The Company's income tax benefit for the fiscal year ended March 31,
1996 was primarily attributable to the utilization of research and development
credits generated in the period and the impact of a favorable United States
Federal judicial decision which clarified the tax law related to the utilization
of research and development credits generated from the Company's funded research
and development.

NOTE 10 - EMPLOYEE BENEFITS

The Company has a voluntary deferred compensation plan under Section
401(k) of the Internal Revenue Code. The Company may make discretionary
contributions to the plan which vest equally over six years. Employees who have
completed 90 days of service and are at least 21 years of age are eligible to
participate in the plan. Participants are entitled, upon termination or
retirement, to their vested portion of the plan assets which are held by an
independent trustee. Discretionary contributions accrued by the Company


F-13
58

during fiscal years 1998, 1997 and 1996 amounted to $671,000, $553,000 and
$444,000, respectively. The cost of administering the plan is not significant.

NOTE 11 - COMMITMENTS

The Company leases office facilities under noncancelable operating
leases with initial terms ranging from one to five years which expire between
December 1998 and July 1999. Certain of the Company's facilities leases contain
option provisions which allow for extension of the lease terms. Rent expense was
$1,079,000, $793,000 and $608,000 in fiscal years 1998, 1997 and 1996,
respectively.

Future minimum lease payments are as follows:



YEAR ENDING MARCH 31,

1999 $ 1,041,000
2000 177,000
------------
$ 1,218,000
============



NOTE 12 - CONTINGENCIES

The Company is currently a party to various government and commercial contracts
which require the Company to meet performance covenants and project milestones.
Under the terms of these contracts, failure by the Company to meet such
performance covenants and milestones permit the other party to terminate the
contract and, under certain circumstances, recover liquidated damages or other
penalties. The Company is currently not in compliance (or in the past was not in
compliance) with the performance or milestone requirements of certain of these
contracts. Historically, the Company's customers have not elected to terminate
such contracts or seek liquidated damages from the Company and management does
not believe that its existing customers will do so; therefore, the Company has
not accrued for any potential liquidated damages or penalties.

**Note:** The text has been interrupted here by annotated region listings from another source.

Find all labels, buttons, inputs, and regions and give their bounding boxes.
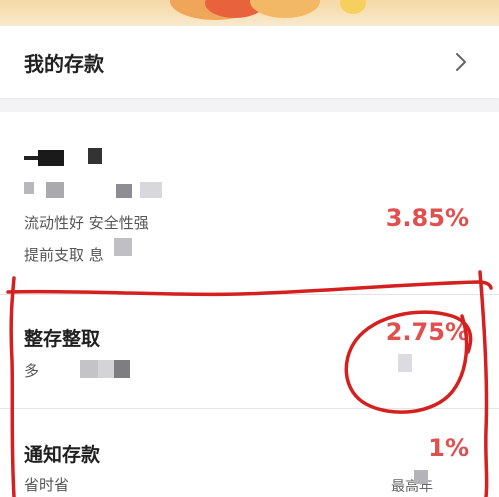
redaction-block (46, 182, 64, 198)
product-name: 通知存款 (24, 444, 101, 466)
redaction-block (88, 148, 102, 164)
banner-decoration (250, 0, 320, 18)
divider (0, 408, 499, 409)
top-banner (0, 0, 499, 26)
product-name: 整存整取 (24, 328, 101, 350)
my-deposits-row[interactable]: 我的存款 (0, 26, 499, 98)
deposit-page: 我的存款 流动性好 安全性强 3.85% 提前支取 息 整存整取 多 2.75%… (0, 0, 499, 497)
redaction-block (80, 360, 98, 378)
redaction-block (24, 156, 38, 160)
chevron-right-icon (456, 53, 466, 71)
divider (0, 294, 499, 295)
product-rate: 3.85% (385, 204, 469, 232)
product-note: 提前支取 息 (24, 246, 104, 264)
product-feature: 流动性好 安全性强 (24, 214, 149, 232)
banner-decoration (340, 0, 366, 14)
redaction-block (140, 182, 162, 198)
redaction-block (114, 238, 132, 256)
redaction-block (38, 150, 64, 166)
redaction-block (114, 360, 130, 378)
product-list: 流动性好 安全性强 3.85% 提前支取 息 整存整取 多 2.75% 通知存款… (0, 112, 499, 497)
product-item-fixed[interactable]: 整存整取 多 2.75% (0, 296, 499, 408)
product-description: 省时省 (24, 476, 70, 494)
redaction-block (24, 182, 34, 194)
product-description: 多 (24, 362, 40, 380)
product-item-demand[interactable]: 流动性好 安全性强 3.85% 提前支取 息 (0, 112, 499, 282)
product-rate: 2.75% (385, 318, 469, 346)
redaction-block (98, 360, 114, 378)
redaction-block (398, 354, 412, 372)
redaction-block (414, 470, 428, 484)
my-deposits-title: 我的存款 (24, 52, 104, 76)
redaction-block (116, 184, 132, 198)
product-item-notice[interactable]: 通知存款 省时省 1% 最高年 (0, 410, 499, 497)
product-rate: 1% (428, 434, 469, 462)
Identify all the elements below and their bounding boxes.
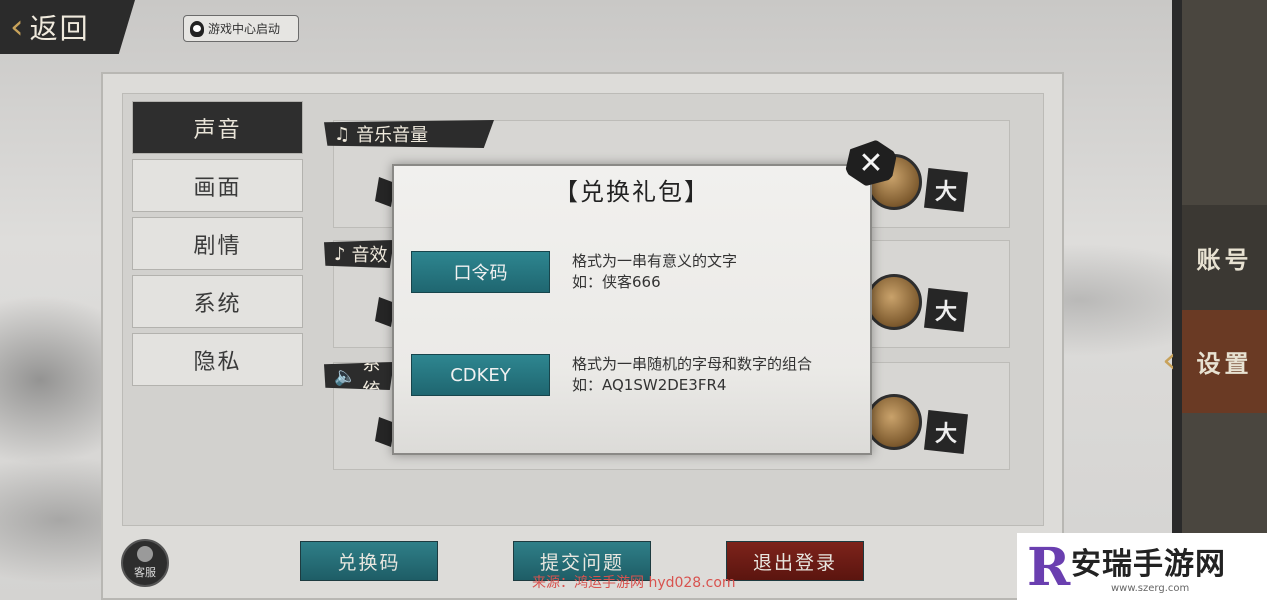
sfx-volume-max-label: 大 [924,288,968,332]
cdkey-button[interactable]: CDKEY [411,354,550,396]
cdkey-description: 格式为一串随机的字母和数字的组合 如：AQ1SW2DE3FR4 [572,354,812,396]
brand-watermark: 安瑞手游网 www.szerg.com [1017,533,1267,600]
customer-service-button[interactable]: 客服 [121,539,169,587]
person-icon [137,546,153,562]
system-volume-label: 🔈 系统 [324,362,394,390]
customer-service-label: 客服 [134,566,156,579]
logout-button[interactable]: 退出登录 [726,541,864,581]
password-code-example: 如：侠客666 [572,273,661,291]
tab-settings[interactable]: 设置 [1182,310,1267,413]
tab-account[interactable]: 账号 [1182,205,1267,310]
redeem-gift-dialog: 【兑换礼包】 [392,164,872,455]
sfx-volume-text: 音效 [351,245,388,266]
brand-name: 安瑞手游网 [1071,547,1226,582]
source-watermark: 来源：鸿运手游网 hyd028.com [532,575,736,591]
sfx-volume-slider-knob[interactable] [866,274,922,330]
redeem-code-button[interactable]: 兑换码 [300,541,438,581]
chevron-left-icon: ‹ [10,7,24,47]
qq-penguin-icon [190,20,204,37]
system-volume-max-label: 大 [924,410,968,454]
password-code-format: 格式为一串有意义的文字 [572,252,738,270]
cdkey-example: 如：AQ1SW2DE3FR4 [572,376,727,394]
password-code-description: 格式为一串有意义的文字 如：侠客666 [572,251,737,293]
tab-graphics[interactable]: 画面 [132,159,303,212]
tab-story[interactable]: 剧情 [132,217,303,270]
password-code-button[interactable]: 口令码 [411,251,550,293]
back-button[interactable]: ‹ 返回 [0,0,135,54]
system-volume-slider-knob[interactable] [866,394,922,450]
music-volume-max-label: 大 [924,168,968,212]
chevron-left-icon: ‹ [1162,340,1177,381]
tab-privacy[interactable]: 隐私 [132,333,303,386]
tab-system[interactable]: 系统 [132,275,303,328]
music-volume-label: ♫ 音乐音量 [324,120,494,148]
dialog-title: 【兑换礼包】 [554,178,710,206]
sfx-volume-label: ♪ 音效 [324,240,394,268]
game-center-label: 游戏中心启动 [208,22,281,36]
speaker-icon: 🔈 [334,365,357,387]
music-note-icon: ♫ [334,123,351,145]
tab-sound[interactable]: 声音 [132,101,303,154]
brand-url: www.szerg.com [1111,583,1190,594]
cdkey-format: 格式为一串随机的字母和数字的组合 [572,355,813,373]
game-center-button[interactable]: 游戏中心启动 [183,15,299,42]
music-volume-text: 音乐音量 [356,125,429,146]
note-icon: ♪ [334,243,346,265]
back-label: 返回 [29,12,90,45]
brand-logo-icon [1025,537,1070,598]
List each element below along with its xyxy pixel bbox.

NOTE 13 - SUBSEQUENT EVENT

In April 1998, the Company entered into a long-term agreement to lease a
facility in Carlsbad, California which will house the Company's entire
California based operations. The facility is expected to be completed in
September 1999. The term of the lease is 10 years with two three-year option
periods. The initial minimum lease payments are $2,300,000 per year.